Лайош уехал с тачкой. «Фрукты здесь, под городом, окупятся хорошо», — сказал он, возвратившись. «Я под Кечкеметом хотел купить. Уже и сад присмотрел на двадцать хольдов: померз сад, дешево бы отдали. Деревья там были старые, плодоносные, и дом из шести комнат: все дешевле бы обошлось, чем эта вот коробка», — мотнул барин головой на дом, ушедший в серую мглу осеннего предвечерья. Лайош задумчиво крошил ком земли, бросая в кучу корни люцерны и пырей. Вьюнок на доме садовника разросся, расползся, пчелы, жужжащие вокруг столбов, разлетелись, и они с Тери жили уже в середине огромного старого сада с гудящими повсюду шмелями, в шестой, самой маленькой комнате. «Такой сад только тогда дает доход, если хозяин живет там все время, — сказал он. — Иначе все разворуют». — «Я ведь этого как раз и хотел — поселиться там совсем». Лайош вспомнил про исследовательский институт: видно, и вправду там нечисто, коли он убежать оттуда готов. «На службе все ж таки поспокойней.

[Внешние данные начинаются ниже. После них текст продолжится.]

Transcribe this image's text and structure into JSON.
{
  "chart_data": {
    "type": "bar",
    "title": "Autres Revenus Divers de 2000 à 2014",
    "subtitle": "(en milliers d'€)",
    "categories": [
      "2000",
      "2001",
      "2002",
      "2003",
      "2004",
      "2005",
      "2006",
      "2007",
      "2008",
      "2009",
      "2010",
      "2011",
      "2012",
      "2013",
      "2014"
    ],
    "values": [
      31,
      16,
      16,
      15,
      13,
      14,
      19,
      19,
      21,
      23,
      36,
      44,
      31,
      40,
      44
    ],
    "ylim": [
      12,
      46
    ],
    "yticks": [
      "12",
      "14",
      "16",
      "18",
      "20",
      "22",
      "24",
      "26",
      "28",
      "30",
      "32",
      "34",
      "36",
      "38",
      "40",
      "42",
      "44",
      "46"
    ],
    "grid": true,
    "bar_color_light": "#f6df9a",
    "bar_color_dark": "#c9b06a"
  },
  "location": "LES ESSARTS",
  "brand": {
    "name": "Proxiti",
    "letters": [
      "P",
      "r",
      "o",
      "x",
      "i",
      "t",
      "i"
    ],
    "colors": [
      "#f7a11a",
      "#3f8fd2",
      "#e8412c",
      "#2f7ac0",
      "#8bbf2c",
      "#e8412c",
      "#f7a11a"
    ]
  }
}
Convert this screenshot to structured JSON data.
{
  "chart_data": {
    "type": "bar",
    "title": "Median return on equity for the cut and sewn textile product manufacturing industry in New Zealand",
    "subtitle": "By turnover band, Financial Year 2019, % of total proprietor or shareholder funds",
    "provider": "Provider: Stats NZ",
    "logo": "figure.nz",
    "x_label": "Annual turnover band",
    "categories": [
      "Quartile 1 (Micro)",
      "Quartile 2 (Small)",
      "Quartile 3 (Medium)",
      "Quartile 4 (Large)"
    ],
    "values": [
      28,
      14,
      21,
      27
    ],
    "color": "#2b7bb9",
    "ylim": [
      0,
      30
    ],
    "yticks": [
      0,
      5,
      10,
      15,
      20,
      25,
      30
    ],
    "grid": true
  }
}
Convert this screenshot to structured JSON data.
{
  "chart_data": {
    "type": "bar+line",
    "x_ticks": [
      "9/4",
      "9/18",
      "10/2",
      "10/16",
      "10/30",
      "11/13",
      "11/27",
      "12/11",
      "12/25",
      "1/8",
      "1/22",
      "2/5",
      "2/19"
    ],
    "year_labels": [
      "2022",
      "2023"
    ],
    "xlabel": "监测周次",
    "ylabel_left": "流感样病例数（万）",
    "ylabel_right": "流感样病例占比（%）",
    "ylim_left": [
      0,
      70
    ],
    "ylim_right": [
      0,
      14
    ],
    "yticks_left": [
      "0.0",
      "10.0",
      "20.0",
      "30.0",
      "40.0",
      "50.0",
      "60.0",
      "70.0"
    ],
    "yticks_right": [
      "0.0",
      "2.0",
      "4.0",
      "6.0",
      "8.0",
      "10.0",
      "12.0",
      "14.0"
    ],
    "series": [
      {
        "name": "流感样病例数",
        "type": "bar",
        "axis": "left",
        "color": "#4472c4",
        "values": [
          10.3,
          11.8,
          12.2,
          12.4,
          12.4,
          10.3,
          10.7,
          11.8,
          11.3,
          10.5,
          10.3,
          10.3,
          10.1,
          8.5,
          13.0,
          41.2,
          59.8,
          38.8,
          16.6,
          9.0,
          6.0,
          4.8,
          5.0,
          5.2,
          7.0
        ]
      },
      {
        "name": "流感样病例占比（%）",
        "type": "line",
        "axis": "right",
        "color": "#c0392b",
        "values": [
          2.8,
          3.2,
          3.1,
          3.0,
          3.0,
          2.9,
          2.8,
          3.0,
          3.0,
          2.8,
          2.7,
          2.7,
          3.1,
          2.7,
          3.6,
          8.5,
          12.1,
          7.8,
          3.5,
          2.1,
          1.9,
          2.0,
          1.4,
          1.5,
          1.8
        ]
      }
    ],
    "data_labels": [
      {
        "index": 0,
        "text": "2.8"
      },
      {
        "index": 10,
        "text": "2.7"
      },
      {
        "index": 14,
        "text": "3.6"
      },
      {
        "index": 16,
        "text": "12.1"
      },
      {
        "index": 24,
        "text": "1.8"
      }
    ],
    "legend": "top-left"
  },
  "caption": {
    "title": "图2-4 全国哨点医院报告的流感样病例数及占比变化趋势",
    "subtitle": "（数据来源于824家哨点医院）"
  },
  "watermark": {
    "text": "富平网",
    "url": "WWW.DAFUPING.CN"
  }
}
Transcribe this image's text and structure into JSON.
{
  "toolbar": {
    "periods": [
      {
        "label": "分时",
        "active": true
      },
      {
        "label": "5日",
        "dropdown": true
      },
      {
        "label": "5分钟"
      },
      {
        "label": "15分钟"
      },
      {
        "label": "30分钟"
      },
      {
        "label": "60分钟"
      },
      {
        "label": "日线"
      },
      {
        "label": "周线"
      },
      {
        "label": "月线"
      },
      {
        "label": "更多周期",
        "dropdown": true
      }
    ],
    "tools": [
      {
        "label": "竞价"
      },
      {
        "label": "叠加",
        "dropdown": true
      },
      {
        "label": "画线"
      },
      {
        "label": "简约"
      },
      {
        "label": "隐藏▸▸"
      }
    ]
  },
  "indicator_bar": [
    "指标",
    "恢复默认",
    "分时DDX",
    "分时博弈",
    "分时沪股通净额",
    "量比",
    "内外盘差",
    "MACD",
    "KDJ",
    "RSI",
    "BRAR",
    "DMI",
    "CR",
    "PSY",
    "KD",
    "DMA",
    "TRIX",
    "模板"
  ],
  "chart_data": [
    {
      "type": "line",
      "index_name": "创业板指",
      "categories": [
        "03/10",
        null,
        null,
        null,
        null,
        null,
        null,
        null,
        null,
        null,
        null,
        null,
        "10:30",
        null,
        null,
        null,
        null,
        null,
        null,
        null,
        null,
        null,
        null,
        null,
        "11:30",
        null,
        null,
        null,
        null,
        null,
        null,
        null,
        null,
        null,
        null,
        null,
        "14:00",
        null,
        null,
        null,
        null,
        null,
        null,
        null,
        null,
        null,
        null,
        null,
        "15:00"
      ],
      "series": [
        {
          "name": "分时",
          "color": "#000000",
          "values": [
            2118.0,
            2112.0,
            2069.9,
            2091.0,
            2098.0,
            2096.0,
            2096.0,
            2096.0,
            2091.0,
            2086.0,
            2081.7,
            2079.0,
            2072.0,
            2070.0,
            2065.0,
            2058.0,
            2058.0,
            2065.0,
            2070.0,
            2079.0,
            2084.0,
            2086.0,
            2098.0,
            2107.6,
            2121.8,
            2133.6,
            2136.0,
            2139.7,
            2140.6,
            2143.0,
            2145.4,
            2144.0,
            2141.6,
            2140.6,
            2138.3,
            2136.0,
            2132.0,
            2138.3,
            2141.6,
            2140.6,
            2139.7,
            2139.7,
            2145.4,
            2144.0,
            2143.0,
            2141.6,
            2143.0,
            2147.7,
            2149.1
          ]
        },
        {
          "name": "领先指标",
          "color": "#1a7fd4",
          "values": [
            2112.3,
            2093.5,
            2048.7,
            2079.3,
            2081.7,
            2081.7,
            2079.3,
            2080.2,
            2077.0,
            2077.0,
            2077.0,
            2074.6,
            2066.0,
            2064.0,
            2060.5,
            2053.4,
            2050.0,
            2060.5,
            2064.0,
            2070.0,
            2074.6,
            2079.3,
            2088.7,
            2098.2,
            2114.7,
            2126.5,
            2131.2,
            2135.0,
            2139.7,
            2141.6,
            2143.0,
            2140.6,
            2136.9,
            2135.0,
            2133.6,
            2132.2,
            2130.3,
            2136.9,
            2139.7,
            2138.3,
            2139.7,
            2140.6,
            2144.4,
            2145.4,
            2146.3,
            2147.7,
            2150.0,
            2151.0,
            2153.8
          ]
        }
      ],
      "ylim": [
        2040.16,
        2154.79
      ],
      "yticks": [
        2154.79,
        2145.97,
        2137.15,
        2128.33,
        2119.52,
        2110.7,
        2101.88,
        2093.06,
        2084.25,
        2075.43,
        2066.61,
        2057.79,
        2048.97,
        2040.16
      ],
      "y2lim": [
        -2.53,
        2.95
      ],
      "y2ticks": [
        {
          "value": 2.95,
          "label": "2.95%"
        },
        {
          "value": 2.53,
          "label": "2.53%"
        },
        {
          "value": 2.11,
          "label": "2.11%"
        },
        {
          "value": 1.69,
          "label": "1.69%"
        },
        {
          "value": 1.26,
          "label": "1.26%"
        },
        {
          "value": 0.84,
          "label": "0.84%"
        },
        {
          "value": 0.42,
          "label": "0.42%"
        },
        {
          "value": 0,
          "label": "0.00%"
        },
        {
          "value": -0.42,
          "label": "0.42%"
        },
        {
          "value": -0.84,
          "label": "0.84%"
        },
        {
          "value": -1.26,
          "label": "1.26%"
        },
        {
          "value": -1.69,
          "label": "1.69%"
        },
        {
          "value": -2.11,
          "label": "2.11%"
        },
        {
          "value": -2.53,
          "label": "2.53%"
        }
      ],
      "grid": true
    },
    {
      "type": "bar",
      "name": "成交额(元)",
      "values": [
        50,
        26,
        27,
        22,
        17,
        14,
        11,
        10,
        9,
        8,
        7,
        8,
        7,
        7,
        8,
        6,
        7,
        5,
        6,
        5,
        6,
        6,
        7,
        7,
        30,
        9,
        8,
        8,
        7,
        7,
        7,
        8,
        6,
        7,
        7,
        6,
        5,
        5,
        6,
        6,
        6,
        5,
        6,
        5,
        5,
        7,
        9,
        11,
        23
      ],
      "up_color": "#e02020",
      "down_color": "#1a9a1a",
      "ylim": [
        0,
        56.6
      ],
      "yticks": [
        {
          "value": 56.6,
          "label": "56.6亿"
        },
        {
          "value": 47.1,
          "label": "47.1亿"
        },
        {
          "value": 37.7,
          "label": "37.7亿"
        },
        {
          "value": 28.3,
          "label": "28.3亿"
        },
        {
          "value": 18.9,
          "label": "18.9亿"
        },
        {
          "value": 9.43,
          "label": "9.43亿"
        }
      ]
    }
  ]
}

Ни град не побьет, ни засуха». — «Там другие неприятности», — неохотно ответил барин. Лайош не спеша подошел к тачке, поднял ее, чуть подождав. Сейчас барин что-нибудь скажет про свою службу. Но, видно, слишком тяжка была тайна — как колом вставший в груди глубокий кашель, который никак не может освободить легкие. Ладно, не стоит его донимать, решил Лайош и укатил.